Despite the Abuja Declaration’s benchmark of 15%, Nigeria’s health budget has stubbornly hovered below 6%. Meanwhile, other African nations like South Africa and Rwanda have honoured their commitments, and their citizens reap the benefits.

The rot in Nigeria’s health system goes far beyond funding. Former Secretary to the Government of the Federation, Boss Mustapha,  admitted during the COVID-19 crisis that he had no idea how decayed the infrastructure was until the pandemic hit. “Our healthcare system was shockingly unprepared,” he said, a sobering assessment from someone at the highest levels of government.

Indeed, stories like that of the Ogonos are sadly common. In recent years, medical negligence has claimed lives across Nigeria. Mrs. Peju Ugboma, founder of I Luv Desserts, died following alleged incompetence during surgery, her family alleging fatal errors. The case of Prince Ovwiomodiowho’s wife, Loveth, who died in childbirth due to inadequate care, highlights the chronic lack of accountability. Her husband believes that simple preparedness could have saved her and their unborn child.

For Nigeria, these cases serve as grim indicators that the system isn’t just failing, but that in some instances, it is actively harming those it’s meant to protect. Laws like the Medical and Dental Practitioners Act outline standards for care, yet lapses in professionalism and empathy are all too frequent. Despite the Hippocratic Oath, stories of malpractice and negligence continue, leaving countless families devastated.

The rules of conduct are clear: prompt patient care, accurate diagnoses, informed consent, and meticulous monitoring are all mandated. And yet, families like the Ogonos are left with only heartbreak and the sense that, somewhere along the line, human life has taken a backseat to procedural red tape and bureaucratic indifference.
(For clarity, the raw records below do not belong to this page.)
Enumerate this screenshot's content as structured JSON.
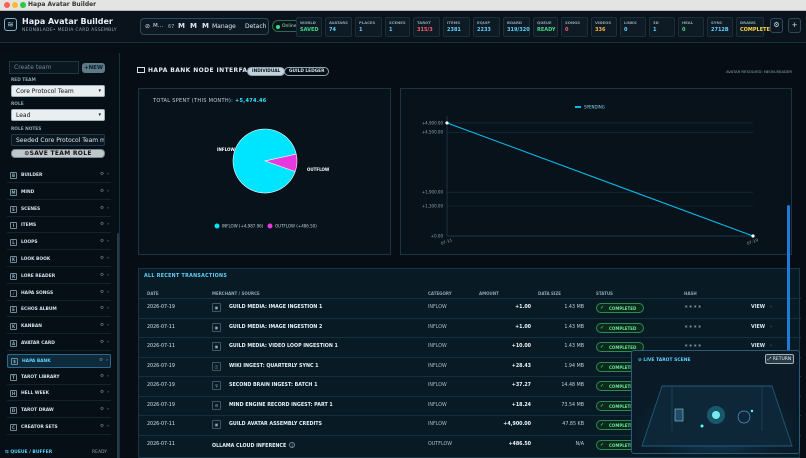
{
  "window": {
    "title": "Hapa Avatar Builder"
  },
  "header": {
    "app_title": "Hapa Avatar Builder",
    "app_subtitle": "NEONBLADE• MEDIA CARD ASSEMBLY",
    "controls": {
      "m_label": "M…",
      "m_count": "67",
      "m1": "M",
      "m2": "M",
      "m3": "M",
      "manage": "Manage",
      "detach": "Detach"
    },
    "online": "Online",
    "stats": [
      {
        "label": "WORLD",
        "value": "SAVED",
        "color": "#47d98a"
      },
      {
        "label": "AVATARS",
        "value": "74",
        "color": "#5fd3ff"
      },
      {
        "label": "PLACES",
        "value": "1",
        "color": "#5fd3ff"
      },
      {
        "label": "SCENES",
        "value": "1",
        "color": "#5fd3ff"
      },
      {
        "label": "TAROT",
        "value": "315/3",
        "color": "#ff5b6e"
      },
      {
        "label": "ITEMS",
        "value": "2381",
        "color": "#5fd3ff"
      },
      {
        "label": "EQUIP",
        "value": "2233",
        "color": "#5fd3ff"
      },
      {
        "label": "BOARD",
        "value": "319/320",
        "color": "#5fd3ff"
      },
      {
        "label": "QUEUE",
        "value": "READY",
        "color": "#47d98a"
      },
      {
        "label": "SONGS",
        "value": "0",
        "color": "#ff5b6e"
      },
      {
        "label": "VIDEOS",
        "value": "336",
        "color": "#ffb74a"
      },
      {
        "label": "LINKS",
        "value": "0",
        "color": "#5fd3ff"
      },
      {
        "label": "3D",
        "value": "1",
        "color": "#5fd3ff"
      },
      {
        "label": "HEAL",
        "value": "0",
        "color": "#47d98a"
      },
      {
        "label": "SYNC",
        "value": "2712B",
        "color": "#5fd3ff"
      },
      {
        "label": "DRAWS",
        "value": "COMPLETE",
        "color": "#ffd84a"
      }
    ]
  },
  "sidebar": {
    "create_team_placeholder": "Create team",
    "new_button": "+NEW",
    "red_team_label": "RED TEAM",
    "team_value": "Core Protocol Team",
    "role_label": "ROLE",
    "role_value": "Lead",
    "role_notes_label": "ROLE NOTES",
    "role_notes_value": "Seeded Core Protocol Team m",
    "save_button": "SAVE TEAM ROLE",
    "nav": [
      {
        "label": "BUILDER",
        "icon": "B"
      },
      {
        "label": "MIND",
        "icon": "M"
      },
      {
        "label": "SCENES",
        "icon": "S"
      },
      {
        "label": "ITEMS",
        "icon": "I"
      },
      {
        "label": "LOOPS",
        "icon": "L"
      },
      {
        "label": "LOOK BOOK",
        "icon": "K"
      },
      {
        "label": "LORE READER",
        "icon": "R"
      },
      {
        "label": "HAPA SONGS",
        "icon": "♪"
      },
      {
        "label": "ECHOS ALBUM",
        "icon": "E"
      },
      {
        "label": "KANBAN",
        "icon": "K"
      },
      {
        "label": "AVATAR CARD",
        "icon": "A"
      },
      {
        "label": "HAPA BANK",
        "icon": "$"
      },
      {
        "label": "TAROT LIBRARY",
        "icon": "T"
      },
      {
        "label": "HELL WEEK",
        "icon": "H"
      },
      {
        "label": "TAROT DRAW",
        "icon": "D"
      },
      {
        "label": "CREATOR SETS",
        "icon": "C"
      }
    ],
    "queue_label": "QUEUE / BUFFER",
    "queue_status": "READY"
  },
  "main": {
    "interface_title": "HAPA BANK NODE INTERFACE",
    "tab_individual": "INDIVIDUAL",
    "tab_guild": "GUILD LEDGER",
    "resolved_text": "AVATAR RESOLVED: NEON-READER",
    "total_spent_label": "TOTAL SPENT (THIS MONTH):",
    "total_spent_value": "+5,474.46",
    "table_title": "ALL RECENT TRANSACTIONS",
    "columns": [
      "DATE",
      "MERCHANT / SOURCE",
      "CATEGORY",
      "AMOUNT",
      "DATA SIZE",
      "STATUS",
      "HASH"
    ],
    "transactions": [
      {
        "date": "2026-07-19",
        "merchant": "GUILD MEDIA: IMAGE INGESTION 1",
        "category": "INFLOW",
        "amount": "+1.00",
        "size": "1.43 MB",
        "status": "COMPLETED",
        "hash": "∗∗∗∗",
        "action": "VIEW"
      },
      {
        "date": "2026-07-11",
        "merchant": "GUILD MEDIA: IMAGE INGESTION 2",
        "category": "INFLOW",
        "amount": "+1.00",
        "size": "1.43 MB",
        "status": "COMPLETED",
        "hash": "∗∗∗∗",
        "action": "VIEW"
      },
      {
        "date": "2026-07-11",
        "merchant": "GUILD MEDIA: VIDEO LOOP INGESTION 1",
        "category": "INFLOW",
        "amount": "+10.00",
        "size": "1.43 MB",
        "status": "COMPLETED",
        "hash": "∗∗∗∗",
        "action": "VIEW"
      },
      {
        "date": "2026-07-19",
        "merchant": "WIKI INGEST: QUARTERLY SYNC 1",
        "category": "INFLOW",
        "amount": "+28.43",
        "size": "1.94 MB",
        "status": "COMPLETED",
        "hash": "",
        "action": ""
      },
      {
        "date": "2026-07-19",
        "merchant": "SECOND BRAIN INGEST: BATCH 1",
        "category": "INFLOW",
        "amount": "+37.27",
        "size": "14.48 MB",
        "status": "COMPLETED",
        "hash": "",
        "action": ""
      },
      {
        "date": "2026-07-19",
        "merchant": "MIND ENGINE RECORD INGEST: PART 1",
        "category": "INFLOW",
        "amount": "+18.24",
        "size": "73.54 MB",
        "status": "COMPLETED",
        "hash": "",
        "action": ""
      },
      {
        "date": "2026-07-11",
        "merchant": "GUILD AVATAR ASSEMBLY CREDITS",
        "category": "INFLOW",
        "amount": "+4,900.00",
        "size": "47.85 KB",
        "status": "COMPLETED",
        "hash": "",
        "action": ""
      },
      {
        "date": "2026-07-11",
        "merchant": "OLLAMA CLOUD INFERENCE",
        "category": "OUTFLOW",
        "amount": "+486.50",
        "size": "N/A",
        "status": "COMPLETED",
        "hash": "",
        "action": ""
      }
    ],
    "tarot_title": "LIVE TAROT SCENE",
    "return_button": "RETURN"
  },
  "chart_data": [
    {
      "type": "pie",
      "labels": [
        "INFLOW",
        "OUTFLOW"
      ],
      "values": [
        4987.96,
        486.5
      ],
      "legend": [
        "INFLOW (+4,987.96)",
        "OUTFLOW (+486.50)"
      ],
      "colors": [
        "#00e5ff",
        "#e838e0"
      ],
      "legend_position": "bottom"
    },
    {
      "type": "line",
      "x": [
        "07-11",
        "07-19"
      ],
      "series": [
        {
          "name": "SPENDING",
          "values": [
            4900,
            0
          ],
          "color": "#0db7e6"
        }
      ],
      "yticks": [
        "+0.00",
        "+1,300.00",
        "+1,900.00",
        "+4,500.00",
        "+4,900.00"
      ],
      "ylim": [
        0,
        5200
      ],
      "legend_position": "top",
      "grid": true
    }
  ]
}
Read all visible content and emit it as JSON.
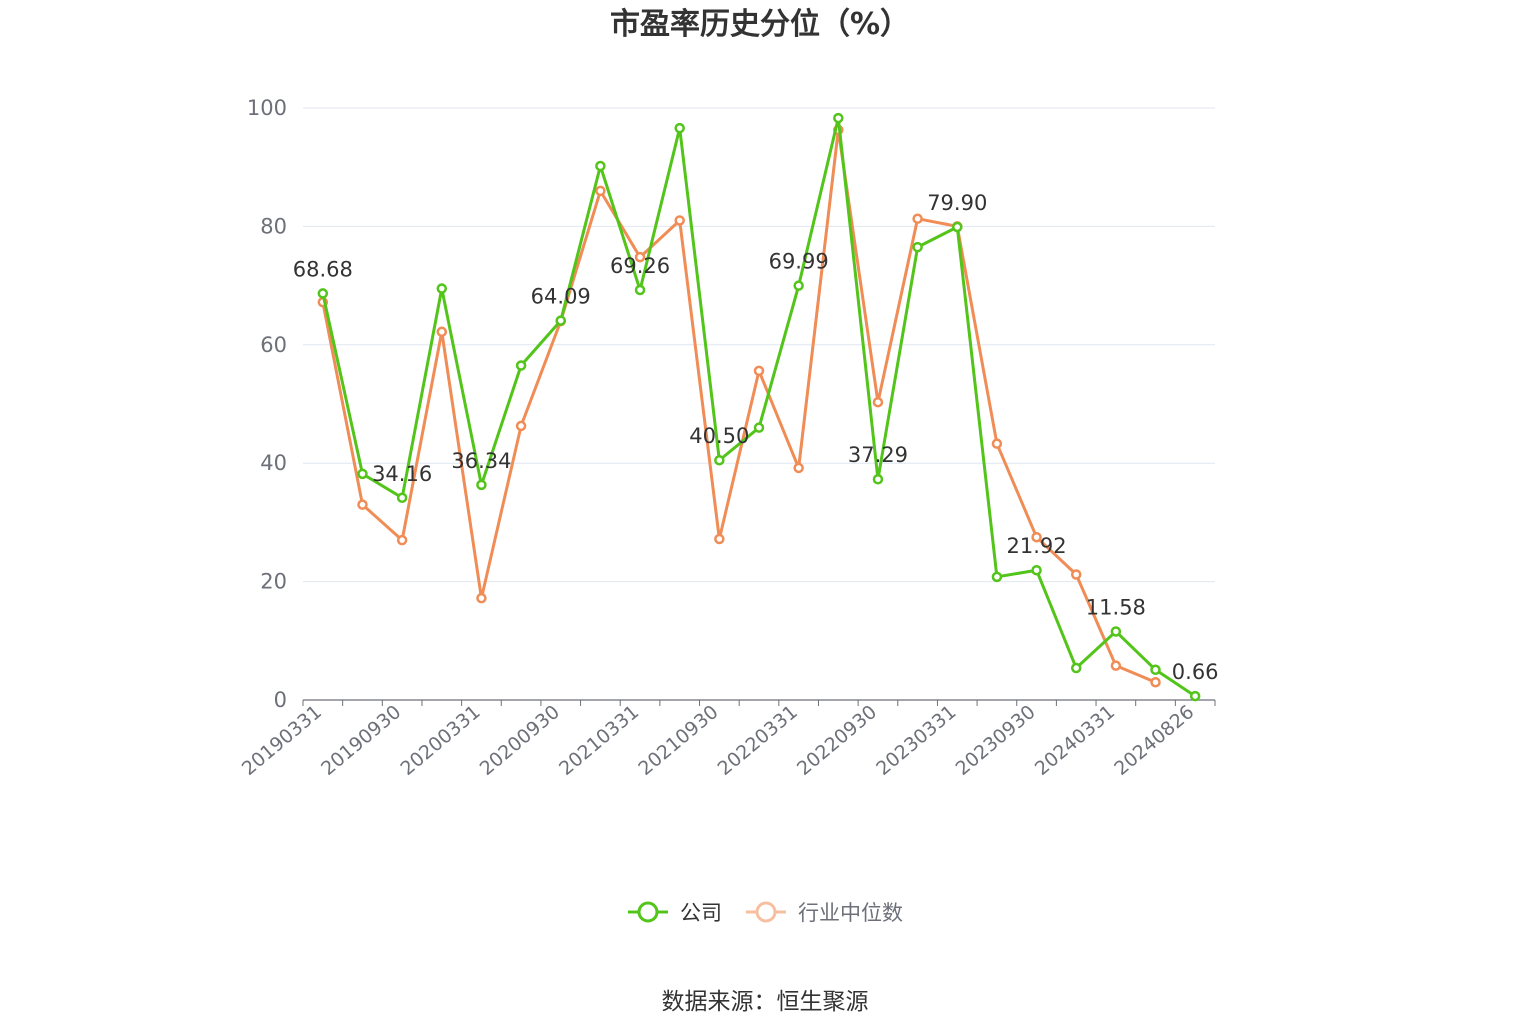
{
  "chart_data": {
    "type": "line",
    "title": "市盈率历史分位（%）",
    "source": "数据来源：恒生聚源",
    "ylim": [
      0,
      100
    ],
    "yticks": [
      0,
      20,
      40,
      60,
      80,
      100
    ],
    "xticks": [
      "20190331",
      "20190930",
      "20200331",
      "20200930",
      "20210331",
      "20210930",
      "20220331",
      "20220930",
      "20230331",
      "20230930",
      "20240331",
      "20240826"
    ],
    "grid": true,
    "legend_position": "bottom-center",
    "x": [
      "20190331",
      "20190630",
      "20190930",
      "20191231",
      "20200331",
      "20200630",
      "20200930",
      "20201231",
      "20210331",
      "20210630",
      "20210930",
      "20211231",
      "20220331",
      "20220630",
      "20220930",
      "20221231",
      "20230331",
      "20230630",
      "20230930",
      "20231231",
      "20240331",
      "20240630",
      "20240826"
    ],
    "series": [
      {
        "name": "公司",
        "color": "#52c41a",
        "values": [
          68.68,
          38.2,
          34.16,
          69.5,
          36.34,
          56.5,
          64.09,
          90.2,
          69.26,
          96.6,
          40.5,
          46.0,
          69.99,
          98.3,
          37.29,
          76.5,
          79.9,
          20.8,
          21.92,
          5.4,
          11.58,
          5.1,
          0.66
        ],
        "labels": [
          "68.68",
          "",
          "34.16",
          "",
          "36.34",
          "",
          "64.09",
          "",
          "69.26",
          "",
          "40.50",
          "",
          "69.99",
          "",
          "37.29",
          "",
          "79.90",
          "",
          "21.92",
          "",
          "11.58",
          "",
          "0.66"
        ]
      },
      {
        "name": "行业中位数",
        "color": "#f08c55",
        "values": [
          67.2,
          33.0,
          27.0,
          62.2,
          17.2,
          46.3,
          64.0,
          86.0,
          74.8,
          81.0,
          27.2,
          55.6,
          39.2,
          96.3,
          50.3,
          81.3,
          80.0,
          43.3,
          27.5,
          21.2,
          5.8,
          3.0,
          null
        ],
        "labels": []
      }
    ]
  }
}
For Mr. Ogono, the fight does not end with his son’s burial. His demand for justice, an overhaul of the healthcare sector, a refund of the money UBTH failed to use to save his son, and accountability for those who failed is a clarion call for all Nigerians.

The message is unmistakable: let Nigeria’s health system finally deliver on its promise to protect its people. Not for headlines or political pledges, but for the simple, sacred duty of preserving life.

To underscore this point, we turn to the sobering words of former Chairman of the Committee of Chief Medical Directors of Federal Tertiary Hospitals in Nigeria, Dr. Thomas Agan who boldly states that over 90% of deaths in Nigerian hospitals stem from the troubling attitudes of healthcare workers.

“Until healthcare providers recognise that the patients they serve could just as easily be their own family members, spouses, siblings, or children, nothing will truly change,” he warns.

It’s time for a wake-up call, one that we cannot afford to ignore any longer.